Appraisal of The Bourbaki Perspective

The underlying drive, in Weil and Chevalley at least, was the perceived need for French mathematics to absorb the best ideas of the Göttingen school, particularly Hilbert and the modern algebra school of Emmy Noether, Artin and van der Waerden. It is fairly clear that the Bourbaki point of view, while encyclopedic, was never intended as neutral. Quite the opposite: it was more a question of trying to make a consistent whole out of some enthusiasms, for example for Hilbert's legacy, with emphasis on formalism and axiomatics. But always through a transforming process of reception and selection — their ability to sustain this collective, critical approach has been described as "something unusual".

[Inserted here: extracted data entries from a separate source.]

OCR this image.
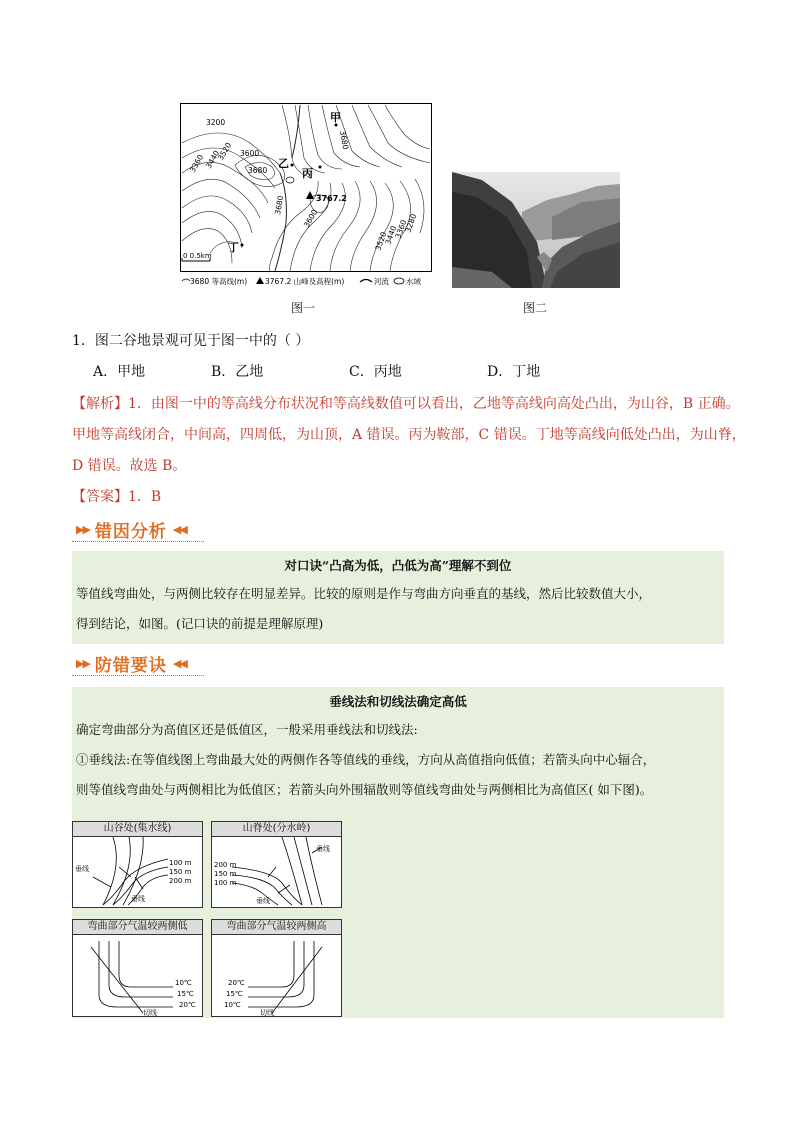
3200
3680
3360
3440
3520 3600
3680
3680
3600
3520
3440
3360
3280
甲
乙
丙
丁
3767.2
0 0.5km
3680 等高线(m) 3767.2 山峰及高程(m)	河流 水域
图一	图二
1．图二谷地景观可见于图一中的（ ）
A．甲地	B．乙地	C．丙地	D．丁地
【解析】1．由图一中的等高线分布状况和等高线数值可以看出，乙地等高线向高处凸出，为山谷，B 正确。
甲地等高线闭合，中间高，四周低，为山顶，A 错误。丙为鞍部，C 错误。丁地等高线向低处凸出，为山脊，
D 错误。故选 B。
【答案】1．B
▶▶ 错因分析 ◀◀
对口诀“凸高为低，凸低为高”理解不到位

等值线弯曲处，与两侧比较存在明显差异。比较的原则是作与弯曲方向垂直的基线，然后比较数值大小，

得到结论，如图。(记口诀的前提是理解原理)

▶▶ 防错要诀 ◀◀
垂线法和切线法确定高低

确定弯曲部分为高值区还是低值区，一般采用垂线法和切线法:

①垂线法:在等值线图上弯曲最大处的两侧作各等值线的垂线，方向从高值指向低值；若箭头向中心辐合，

则等值线弯曲处与两侧相比为低值区；若箭头向外围辐散则等值线弯曲处与两侧相比为高值区( 如下图)。

山谷处(集水线)
垂线
100 m
150 m
200 m
垂线
山脊处(分水岭)
垂线
200 m
150 m
100 m
垂线
弯曲部分气温较两侧低
10℃
15℃
20℃
切线
弯曲部分气温较两侧高
20℃
15℃
10℃
切线
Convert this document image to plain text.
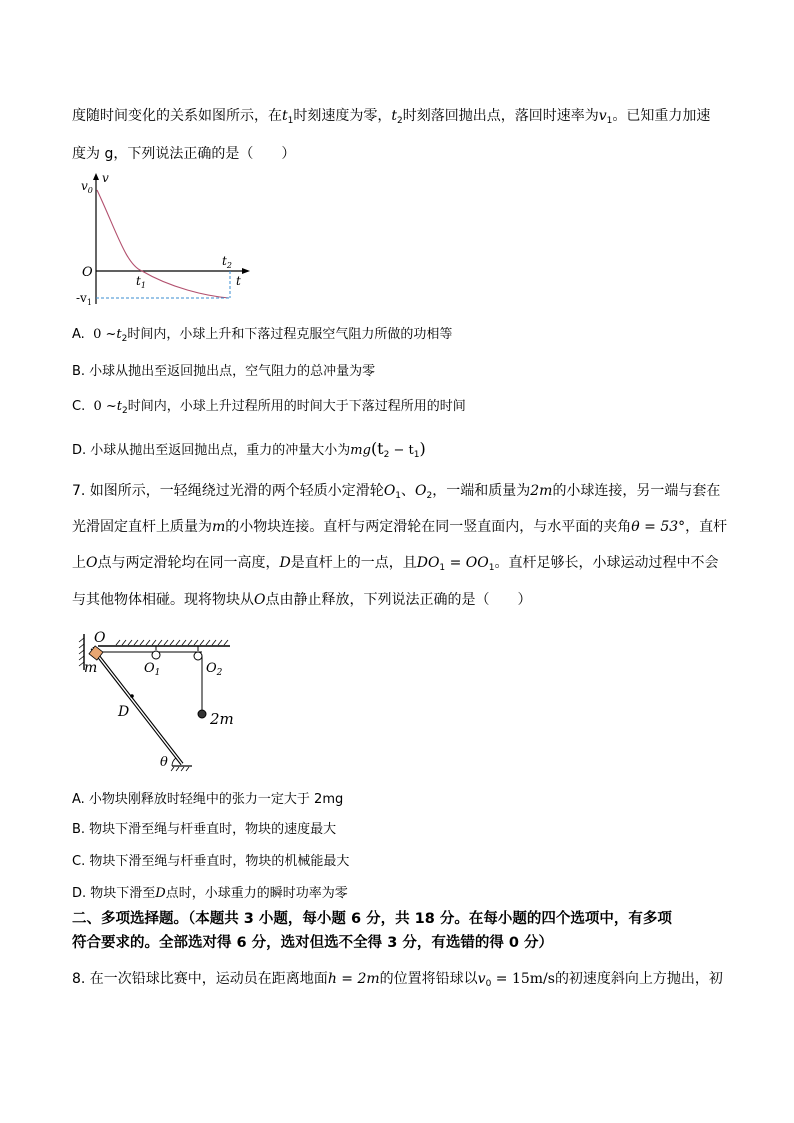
度随时间变化的关系如图所示，在$t_1$时刻速度为零，$t_2$时刻落回抛出点，落回时速率为$v_1$。已知重力加速
度为 g，下列说法正确的是（　　）
$v_0$
v
O
$t_1$
$t_2$
t
$-v_1$
A. 0 $\sim t_2$时间内，小球上升和下落过程克服空气阻力所做的功相等
B. 小球从抛出至返回抛出点，空气阻力的总冲量为零
C. 0 $\sim t_2$时间内，小球上升过程所用的时间大于下落过程所用的时间
D. 小球从抛出至返回抛出点，重力的冲量大小为$mg(t_2 - t_1)$
7. 如图所示，一轻绳绕过光滑的两个轻质小定滑轮$O_1$、$O_2$，一端和质量为2m的小球连接，另一端与套在
光滑固定直杆上质量为m的小物块连接。直杆与两定滑轮在同一竖直面内，与水平面的夹角θ = 53°，直杆
上O点与两定滑轮均在同一高度，D是直杆上的一点，且$DO_1 = OO_1$。直杆足够长，小球运动过程中不会
与其他物体相碰。现将物块从O点由静止释放，下列说法正确的是（　　）
O
m	$O_1$	$O_2$
D	2m
θ
A. 小物块刚释放时轻绳中的张力一定大于 2mg
B. 物块下滑至绳与杆垂直时，物块的速度最大
C. 物块下滑至绳与杆垂直时，物块的机械能最大
D. 物块下滑至D点时，小球重力的瞬时功率为零
二、多项选择题。（本题共 3 小题，每小题 6 分，共 18 分。在每小题的四个选项中，有多项
符合要求的。全部选对得 6 分，选对但选不全得 3 分，有选错的得 0 分）
8. 在一次铅球比赛中，运动员在距离地面h = 2m的位置将铅球以$v_0 = 15m/s$的初速度斜向上方抛出，初
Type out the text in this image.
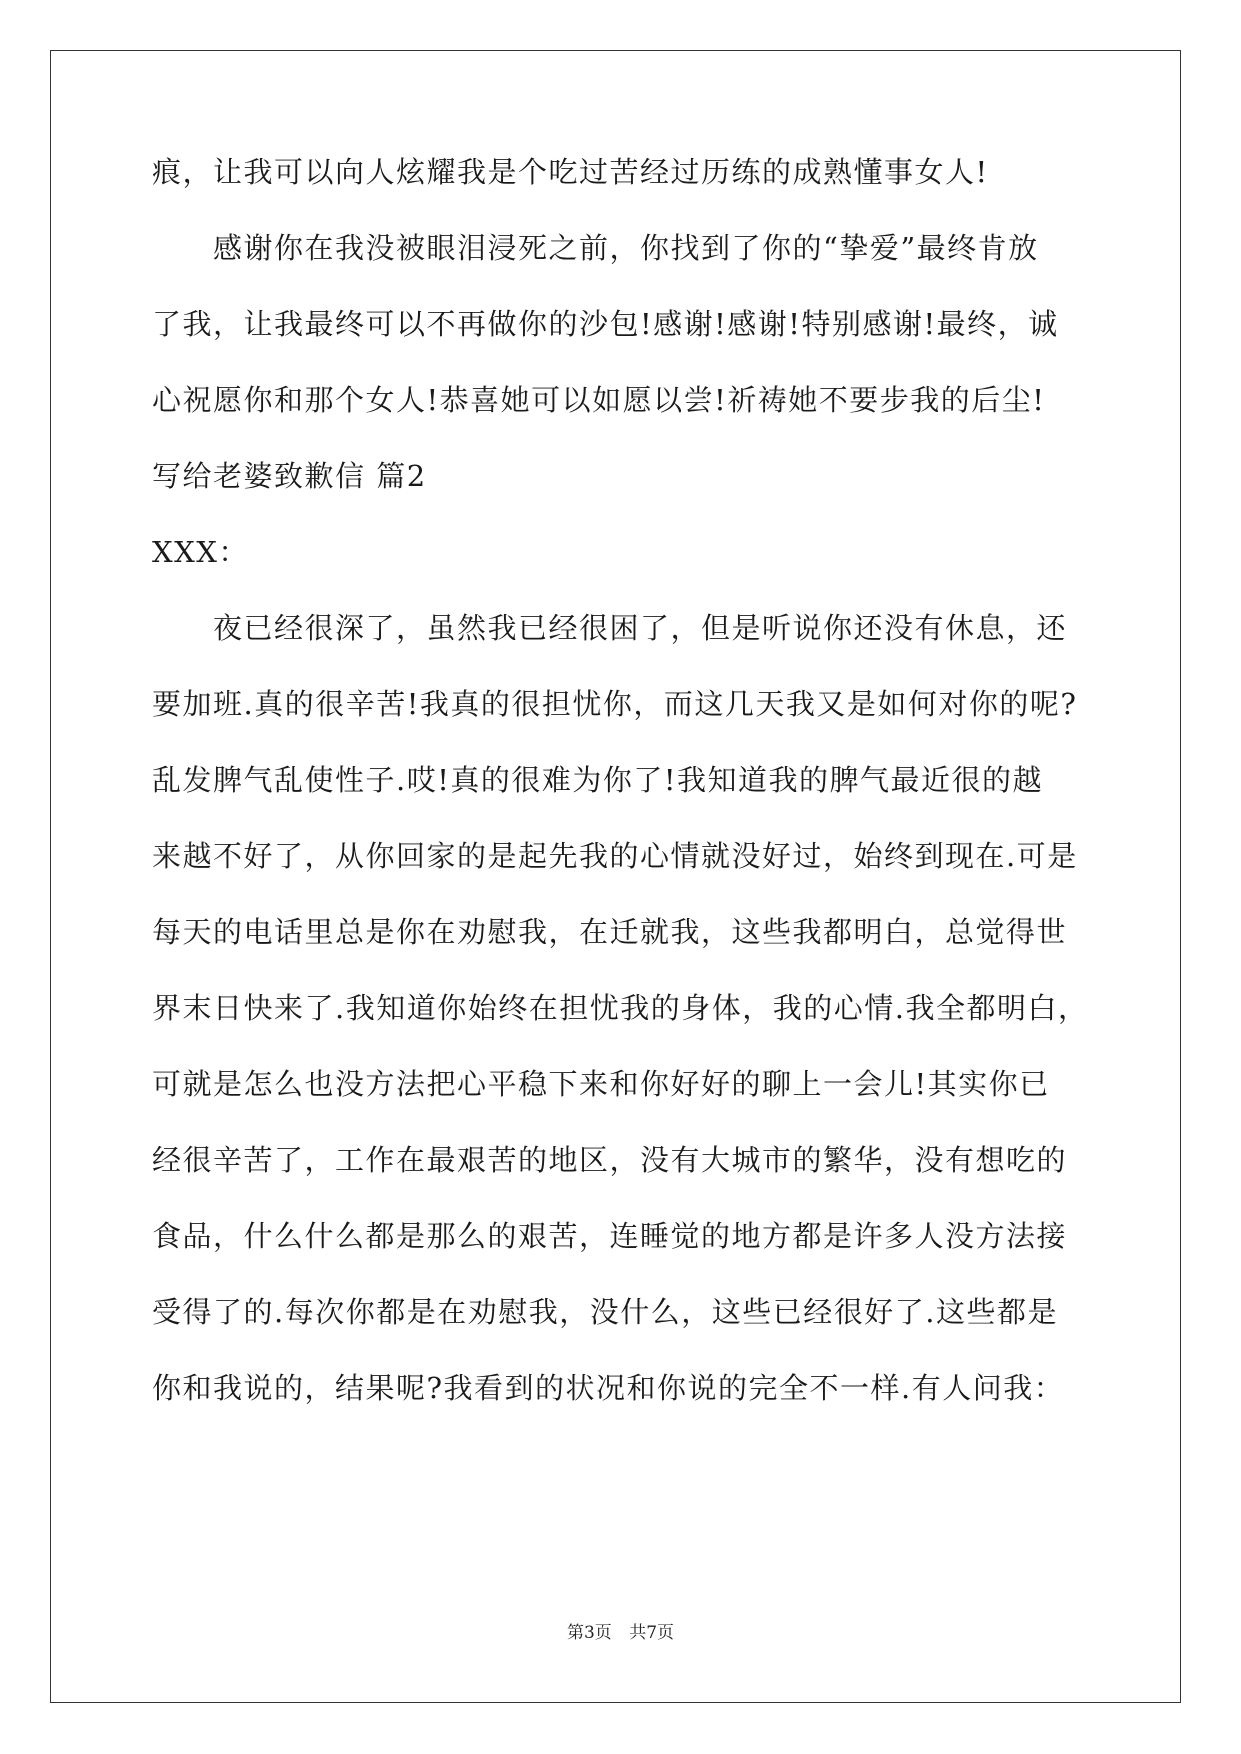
痕，让我可以向人炫耀我是个吃过苦经过历练的成熟懂事女人!
感谢你在我没被眼泪浸死之前，你找到了你的“挚爱”最终肯放
了我，让我最终可以不再做你的沙包!感谢!感谢!特别感谢!最终，诚
心祝愿你和那个女人!恭喜她可以如愿以尝!祈祷她不要步我的后尘!
写给老婆致歉信 篇2
XXX：
夜已经很深了，虽然我已经很困了，但是听说你还没有休息，还
要加班.真的很辛苦!我真的很担忧你，而这几天我又是如何对你的呢?
乱发脾气乱使性子.哎!真的很难为你了!我知道我的脾气最近很的越
来越不好了，从你回家的是起先我的心情就没好过，始终到现在.可是
每天的电话里总是你在劝慰我，在迁就我，这些我都明白，总觉得世
界末日快来了.我知道你始终在担忧我的身体，我的心情.我全都明白，
可就是怎么也没方法把心平稳下来和你好好的聊上一会儿!其实你已
经很辛苦了，工作在最艰苦的地区，没有大城市的繁华，没有想吃的
食品，什么什么都是那么的艰苦，连睡觉的地方都是许多人没方法接
受得了的.每次你都是在劝慰我，没什么，这些已经很好了.这些都是
你和我说的，结果呢?我看到的状况和你说的完全不一样.有人问我：
第3页 共7页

The following is a list of some of the criticisms commonly made of the Bourbaki approach. Pierre Cartier, a Bourbaki member 1955–1983, commented explicitly on several of these points : ...essentially no analysis beyond the foundations: nothing about partial differential equations, nothing about probability. There is also nothing about combinatorics, nothing about algebraic topology, nothing about concrete geometry. And Bourbaki never seriously considered logic. Dieudonné himself was very vocal against logic. Anything connected with mathematical physics is totally absent from Bourbaki's text.

  • algorithmic content is not considered on-topic and is almost completely omitted
  • problem solving, in the sense of heuristics, receives less emphasis than axiomatic theory-building
  • analysis is treated 'softly', without 'hard' estimates
  • Measure theory is developed from a functional analytic perspective. Taking the case of locally compact measure spaces as fundamental focuses the presentation on Radon measures and leads to an approach to measurable functions that is cumbersome, especially from the viewpoint of probability theory. However, the last chapter of the book addresses limitations, especially for use in probability theory, of the restriction to locally compact spaces.
  • combinatorics is not discussed
  • logic is treated minimally
  • applications are not covered.

Furthermore, Bourbaki make no use of pictures in their presentation. Pierre Cartier, in the article cited above, is quoted as later saying The Bourbaki were Puritans, and Puritans are strongly opposed to pictorial representations of truths of their faith. In general, Bourbaki has been criticized for reducing geometry as a whole to abstract algebra and soft analysis.